Calmy-Rey Micheline · Bundesrat · 2009-03-02
Calmy-Rey Micheline · Bundesrat · Genf · 2009-03-02
Wortprotokoll
Il est normal que les ambassades et les résidences puissent être mises à disposition des entreprises suisses en vue de promouvoir leurs intérêts économiques, et de fait elles sont régulièrement mises, aux quatre coins du monde, au service des secteurs les plus divers de notre industrie et de nos entreprises. Ces représentations sont mises à disposition comme plate-forme, comme instrument de promotion active de nos intérêts économiques ou culturels. Cette mise à disposition ne fait l'objet d'aucun tarif, émolument ou facturation, puisqu'il ne s'agit pas de rentabiliser des locaux qui sont déjà financés. Il serait en revanche injustifié que nos représentations et donc indirectement les contribuables suisses supportent les frais de manifestations organisées à l'initiative d'entreprises privées. C'est pourquoi les frais effectifs doivent être pris en charge par lesdites entreprises, et nos entreprises se tiennent à cette règle.

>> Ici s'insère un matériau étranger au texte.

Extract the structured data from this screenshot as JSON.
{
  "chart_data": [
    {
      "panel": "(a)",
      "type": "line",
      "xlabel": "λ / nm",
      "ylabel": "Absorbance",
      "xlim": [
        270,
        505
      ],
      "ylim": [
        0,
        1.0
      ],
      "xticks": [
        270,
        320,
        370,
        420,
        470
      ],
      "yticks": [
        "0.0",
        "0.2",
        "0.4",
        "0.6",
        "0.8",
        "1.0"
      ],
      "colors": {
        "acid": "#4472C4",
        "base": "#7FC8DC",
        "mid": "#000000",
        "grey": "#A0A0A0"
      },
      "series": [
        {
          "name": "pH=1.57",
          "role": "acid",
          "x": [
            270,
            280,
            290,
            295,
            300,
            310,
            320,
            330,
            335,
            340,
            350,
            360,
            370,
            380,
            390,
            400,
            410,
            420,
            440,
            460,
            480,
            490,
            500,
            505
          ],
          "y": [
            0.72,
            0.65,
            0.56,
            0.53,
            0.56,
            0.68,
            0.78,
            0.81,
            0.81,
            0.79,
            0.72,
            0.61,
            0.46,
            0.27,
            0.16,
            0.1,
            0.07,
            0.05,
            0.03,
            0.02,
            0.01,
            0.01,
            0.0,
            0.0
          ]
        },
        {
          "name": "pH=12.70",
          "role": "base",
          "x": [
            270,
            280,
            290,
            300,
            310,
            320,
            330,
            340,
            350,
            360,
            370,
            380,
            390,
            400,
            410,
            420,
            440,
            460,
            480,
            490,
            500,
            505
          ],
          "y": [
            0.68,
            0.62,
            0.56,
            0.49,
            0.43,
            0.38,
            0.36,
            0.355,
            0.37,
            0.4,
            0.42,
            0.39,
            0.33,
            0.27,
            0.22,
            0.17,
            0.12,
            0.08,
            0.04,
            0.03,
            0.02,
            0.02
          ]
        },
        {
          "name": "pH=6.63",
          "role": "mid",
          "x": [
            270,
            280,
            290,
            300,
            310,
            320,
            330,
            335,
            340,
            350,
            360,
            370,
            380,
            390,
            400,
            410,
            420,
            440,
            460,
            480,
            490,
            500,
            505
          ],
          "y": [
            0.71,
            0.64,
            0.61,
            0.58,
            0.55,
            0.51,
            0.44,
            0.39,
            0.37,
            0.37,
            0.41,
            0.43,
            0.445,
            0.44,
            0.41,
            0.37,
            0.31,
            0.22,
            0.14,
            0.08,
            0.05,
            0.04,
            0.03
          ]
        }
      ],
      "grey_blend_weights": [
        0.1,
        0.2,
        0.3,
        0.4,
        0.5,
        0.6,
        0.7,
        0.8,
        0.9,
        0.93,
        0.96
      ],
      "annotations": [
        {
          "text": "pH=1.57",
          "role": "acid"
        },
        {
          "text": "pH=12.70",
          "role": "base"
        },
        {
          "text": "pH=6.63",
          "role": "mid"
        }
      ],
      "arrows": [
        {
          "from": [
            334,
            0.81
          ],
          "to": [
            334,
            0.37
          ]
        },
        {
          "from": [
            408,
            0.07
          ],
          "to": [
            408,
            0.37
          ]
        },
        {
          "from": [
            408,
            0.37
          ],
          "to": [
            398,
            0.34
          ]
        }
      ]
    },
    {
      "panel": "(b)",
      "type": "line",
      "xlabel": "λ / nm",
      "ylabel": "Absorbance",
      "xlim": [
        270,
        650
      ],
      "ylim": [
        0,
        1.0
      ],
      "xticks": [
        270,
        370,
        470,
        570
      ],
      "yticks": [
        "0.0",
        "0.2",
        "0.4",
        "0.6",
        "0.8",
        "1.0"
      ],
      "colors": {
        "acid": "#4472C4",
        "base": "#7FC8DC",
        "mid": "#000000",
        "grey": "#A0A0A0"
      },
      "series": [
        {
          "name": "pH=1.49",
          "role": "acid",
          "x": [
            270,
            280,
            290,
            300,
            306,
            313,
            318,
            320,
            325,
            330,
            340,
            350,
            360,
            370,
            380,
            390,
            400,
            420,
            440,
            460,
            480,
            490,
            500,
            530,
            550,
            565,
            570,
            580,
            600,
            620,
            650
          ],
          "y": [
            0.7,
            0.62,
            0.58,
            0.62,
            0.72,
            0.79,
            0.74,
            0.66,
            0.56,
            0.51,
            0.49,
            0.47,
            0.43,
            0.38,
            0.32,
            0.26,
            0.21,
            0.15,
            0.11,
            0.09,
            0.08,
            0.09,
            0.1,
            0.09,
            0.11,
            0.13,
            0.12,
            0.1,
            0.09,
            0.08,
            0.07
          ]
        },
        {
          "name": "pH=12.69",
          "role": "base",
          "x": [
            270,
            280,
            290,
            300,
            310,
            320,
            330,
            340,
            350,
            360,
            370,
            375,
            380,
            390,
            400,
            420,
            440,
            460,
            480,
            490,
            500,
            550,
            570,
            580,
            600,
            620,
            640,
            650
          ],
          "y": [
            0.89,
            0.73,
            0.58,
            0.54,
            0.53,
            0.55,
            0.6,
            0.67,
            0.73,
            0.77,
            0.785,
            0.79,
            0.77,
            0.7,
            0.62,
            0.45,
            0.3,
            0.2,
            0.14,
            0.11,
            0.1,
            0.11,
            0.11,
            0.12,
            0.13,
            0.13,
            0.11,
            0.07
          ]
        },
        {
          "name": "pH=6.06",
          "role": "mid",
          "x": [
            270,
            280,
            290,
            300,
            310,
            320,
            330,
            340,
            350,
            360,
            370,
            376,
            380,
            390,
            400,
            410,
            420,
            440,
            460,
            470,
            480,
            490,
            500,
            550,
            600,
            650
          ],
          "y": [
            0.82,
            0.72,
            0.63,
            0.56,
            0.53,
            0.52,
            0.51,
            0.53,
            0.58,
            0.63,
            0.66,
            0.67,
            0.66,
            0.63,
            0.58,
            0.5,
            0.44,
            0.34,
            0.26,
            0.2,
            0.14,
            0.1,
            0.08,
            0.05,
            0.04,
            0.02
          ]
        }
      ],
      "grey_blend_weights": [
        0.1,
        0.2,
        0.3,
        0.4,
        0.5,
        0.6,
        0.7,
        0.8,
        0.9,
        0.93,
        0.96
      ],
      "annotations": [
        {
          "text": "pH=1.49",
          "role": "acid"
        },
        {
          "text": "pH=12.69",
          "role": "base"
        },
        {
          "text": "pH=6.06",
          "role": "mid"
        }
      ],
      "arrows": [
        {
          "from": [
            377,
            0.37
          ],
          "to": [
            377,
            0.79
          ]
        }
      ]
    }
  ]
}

Le soutien à l'industrie suisse d'exportation et aux investisseurs suisses fait partie des tâches de défense des intérêts confiées aux représentations suisses à l'étranger. Le chef ou la cheffe de poste ou de mission assume la responsabilité de la bonne exécution de ces tâches. Il est, par ailleurs, bien placé pour juger de l'opportunité de mettre sa résidence à disposition. C'est la raison pour laquelle la décision lui revient. L'une des exigences à respecter dans ce cadre est bien sûr celle de ne pas discriminer une entreprise ou un secteur au détriment d'autres.
Vous avez soulevé la question, Monsieur Reimann, de savoir s'il était approprié, dans le cas d'espèce, que les locaux de l'ambassade aient été mis à disposition d'un groupe de presse qui a été critique à l'égard du Conseil fédéral ou de l'administration fédérale. A mon avis, la question ne doit pas se poser en ces termes, car autant il est inacceptable d'accorder des privilèges à l'une ou l'autre des entreprises suisses, autant il serait inconcevable de discriminer des entreprises en fonction de leur degré d'allégeance aux autorités. S'il en allait autrement, je suis convaincue que les contrôles politique et médiatiques ne manqueraient pas de stigmatiser à juste titre toute velléité de censure indirecte.